Przepraszam, czy ktoś może wie, dokąd zmierza ludzkość?
Jesteśmy biernymi uczestnikami jakościowych przeobrażeń, które dokonują się dookoła i pukają do naszej duchowości: jedni jak turyści pospiesznie korzystają z cywilizacyjnych atrakcji powstającego świata, do których inni nie mają dostępu. Nie uczestniczymy świadomie w tworzeniu jego nowoczesnej formacji kulturowej, dlatego zmieniające się warunki życia wyprzedzają tradycyjne sposoby myślenia, postawy, nawyki, relacje międzyludzkie i oczekiwania. Wiedzeni wojowniczym duchem permanentnej konkurencji i walki o panowanie człowieka nad człowiekiem i przyrodą, nie potrafimy wyzbyć się samoświadomości JA i RESZTA. Nadal kierujemy się atawistyczną postawą zdobywania środków DO życia, zamiast zabiegać o JAKOŚCIOWĄ zmianę życia: o przełączenie duchowości na tryb partnerskiego współ-czucia, współ-myślenia, współ-działania. Rozpędzony postęp cywilizacyjny coraz natarczywiej DOMAGA SIĘ likwidacji różnic socjalnych i zwalczających się podziałów kulturowych, absurdalnych w XXI wieku konfliktów, zagrożeń i cierpień. Czemu godzimy się na te wszechobecne wrogości, mnożące się lęki i niepokoje, które sprawiają, że czujemy się coraz bardziej nieswojo i niepewnie we własnym świecie? Zajęci swoimi doraźnymi interesami i kłopotami, nie zauważamy, że po raz pierwszy w dziejach o rzeczywistości nie decydują IDEE i WIZJE humanistyczne, lecz inteligentne maszyny i pozbawieni kultury technokraci. Kogo obchodzi, dokąd zmierza ludzkość, kiedy osobista perspektywa postrzegania świata kończy się na czubku nosa…

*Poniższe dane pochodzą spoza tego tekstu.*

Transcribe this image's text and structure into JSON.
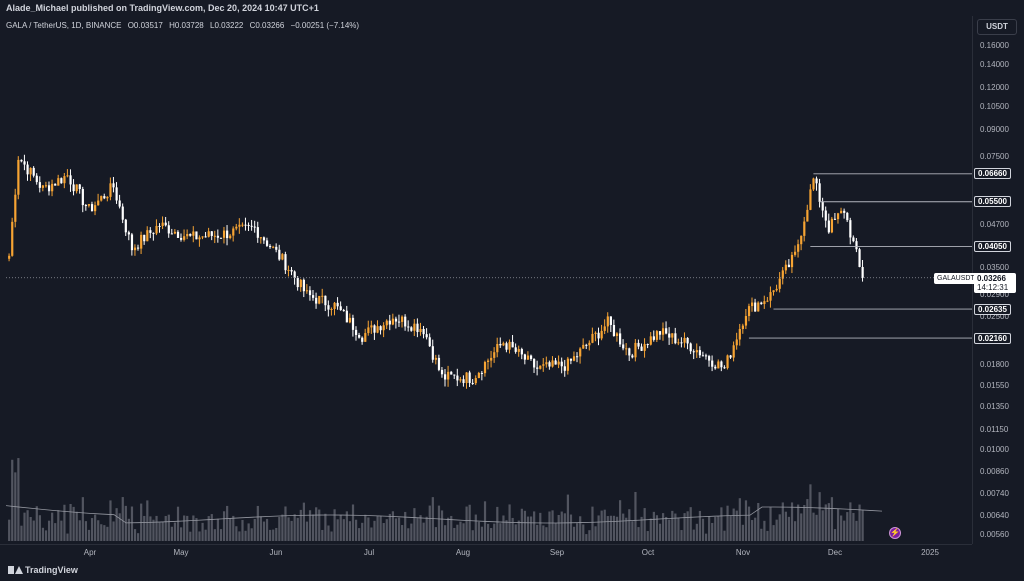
{
  "header": {
    "published": "Alade_Michael published on TradingView.com, Dec 20, 2024 10:47 UTC+1"
  },
  "symbol": {
    "pair": "GALA / TetherUS, 1D, BINANCE",
    "open": "O0.03517",
    "high": "H0.03728",
    "low": "L0.03222",
    "close": "C0.03266",
    "change": "−0.00251 (−7.14%)"
  },
  "price_scale": {
    "currency": "USDT",
    "labels": [
      "0.16000",
      "0.14000",
      "0.12000",
      "0.10500",
      "0.09000",
      "0.07500",
      "0.06660",
      "0.05500",
      "0.04700",
      "0.04050",
      "0.03500",
      "0.03266",
      "0.02900",
      "0.02635",
      "0.02500",
      "0.02160",
      "0.01800",
      "0.01550",
      "0.01350",
      "0.01150",
      "0.01000",
      "0.00860",
      "0.00740",
      "0.00640",
      "0.00560"
    ]
  },
  "levels": [
    "0.06660",
    "0.05500",
    "0.04050",
    "0.02635",
    "0.02160"
  ],
  "current": {
    "pair": "GALAUSDT",
    "price": "0.03266",
    "countdown": "14:12:31"
  },
  "time_axis": [
    "Apr",
    "May",
    "Jun",
    "Jul",
    "Aug",
    "Sep",
    "Oct",
    "Nov",
    "Dec",
    "2025"
  ],
  "footer": {
    "brand": "TradingView"
  },
  "colors": {
    "background": "#161a25",
    "up": "#f7a433",
    "down": "#ffffff",
    "volume": "#5d606b"
  },
  "chart_data": {
    "type": "candlestick",
    "title": "",
    "scale": "log",
    "ylim": [
      0.0053,
      0.17
    ],
    "x": "daily, Mar 2024 – Dec 20 2024",
    "close_path": [
      {
        "date": "2024-03-17",
        "value": 0.038
      },
      {
        "date": "2024-03-20",
        "value": 0.075
      },
      {
        "date": "2024-03-28",
        "value": 0.06
      },
      {
        "date": "2024-04-05",
        "value": 0.066
      },
      {
        "date": "2024-04-12",
        "value": 0.052
      },
      {
        "date": "2024-04-20",
        "value": 0.061
      },
      {
        "date": "2024-04-26",
        "value": 0.04
      },
      {
        "date": "2024-05-05",
        "value": 0.047
      },
      {
        "date": "2024-05-15",
        "value": 0.043
      },
      {
        "date": "2024-05-25",
        "value": 0.044
      },
      {
        "date": "2024-06-05",
        "value": 0.046
      },
      {
        "date": "2024-06-15",
        "value": 0.036
      },
      {
        "date": "2024-06-22",
        "value": 0.029
      },
      {
        "date": "2024-07-01",
        "value": 0.027
      },
      {
        "date": "2024-07-10",
        "value": 0.022
      },
      {
        "date": "2024-07-20",
        "value": 0.025
      },
      {
        "date": "2024-07-30",
        "value": 0.023
      },
      {
        "date": "2024-08-05",
        "value": 0.0165
      },
      {
        "date": "2024-08-15",
        "value": 0.0165
      },
      {
        "date": "2024-08-25",
        "value": 0.021
      },
      {
        "date": "2024-09-05",
        "value": 0.0175
      },
      {
        "date": "2024-09-15",
        "value": 0.018
      },
      {
        "date": "2024-09-28",
        "value": 0.024
      },
      {
        "date": "2024-10-05",
        "value": 0.0195
      },
      {
        "date": "2024-10-15",
        "value": 0.0225
      },
      {
        "date": "2024-10-25",
        "value": 0.0205
      },
      {
        "date": "2024-11-05",
        "value": 0.0175
      },
      {
        "date": "2024-11-12",
        "value": 0.026
      },
      {
        "date": "2024-11-20",
        "value": 0.029
      },
      {
        "date": "2024-11-28",
        "value": 0.038
      },
      {
        "date": "2024-12-04",
        "value": 0.064
      },
      {
        "date": "2024-12-09",
        "value": 0.046
      },
      {
        "date": "2024-12-14",
        "value": 0.052
      },
      {
        "date": "2024-12-20",
        "value": 0.03266
      }
    ]
  }
}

Zdarzenie z 2001 roku w USA
11. września, o godzinie 15.00 pokazano w telewizyjnych Wiadomościach na żywo przerażający atak muzułmańskich terrorystów na wieżowce World Trade Center w Nowym Jorku. Siedziałem bez ruchu, bez czucia, bez myśli. Patrzyłem, jak ta straszna ekspiacja dokonywała się minuta po minucie i utożsamiałem się z ofiarami. Wstyd być człowiekiem…
Podobnie zmroził mnie wybuch stanu wojennego w barbarzyńską noc generała.
Tragedia ludzi skaczących z wieżowców, które zapadały się w kłębach czarnego dymu jak domki z kart, przypominała gorzką wizję Thomasa S. Eliota, że świat kończy się nie krzykiem, lecz skomleniem…
Bestialstwo potwornego wydarzenia nie zaskoczyło mnie, bo okrutne zbrodnie stały się codziennością. Zaskoczyła mnie sama dramaturgia tego WIDOWISKA NIENAWIŚCI!
Oto samoloty pasażerskie, które są wielkim osiągnięciem techniki w ZBLIŻANIU ludzi, stały się groźnym narzędziem egzekwowania PODZIAŁU świata. Samo wykorzystywanie postępu techniki i technologii do doskonalenia wzajemnego zabijania się w imię jakichś WYŻSZYCH RACJI, jest praktykowane od początku świata. Zawsze też starano się, by zabijanie miało jak największą skalę i spektakularną oprawę.
Na Manhattanie terroryści osiągnęli jednak nową jakość EFEKTU mordowania: za pośrednictwem środków masowego przekazu ZAHIPNOTYZOWALI GROZĄ świadków tego zamachu. Widzowie niewyobrażalnej tragedii wcielali się w role ofiar, mogli na żywo odczuć ich niemy KRZYK DUSZY. Terrorystom udało się objąć bestialską akcją miliony oniemiałych, zastygłych w przerażeniu uczestników FAJERWERKÓW ALLACHA.
To nie była rutynowa bombowa destrukcja ani dokuczliwe wbijanie szpilek w tłusty tyłek zachodniej cywilizacji. To był akt ZAKWESTIONOWANIA CZŁOWIECZEŃSTWA
jako gatunku istot rozumnych i odpowiedzialnych, myślących i czujących! To był jednak także dotkliwy zamach na ISLAM – głęboko raniący jego przesłanie POKOJU!
I nie jest ważne KTO stoi za gwałtowną eskalacją terroryzmu, jakiej narodowości czy światopoglądowej maści są zamachowcy, ważne jest CO SPRAWIA, że tysiące mężczyzn, kobiet i dzieci idzie z radością zabijać i umierać w IMIĘ jakiejś SPRAWY?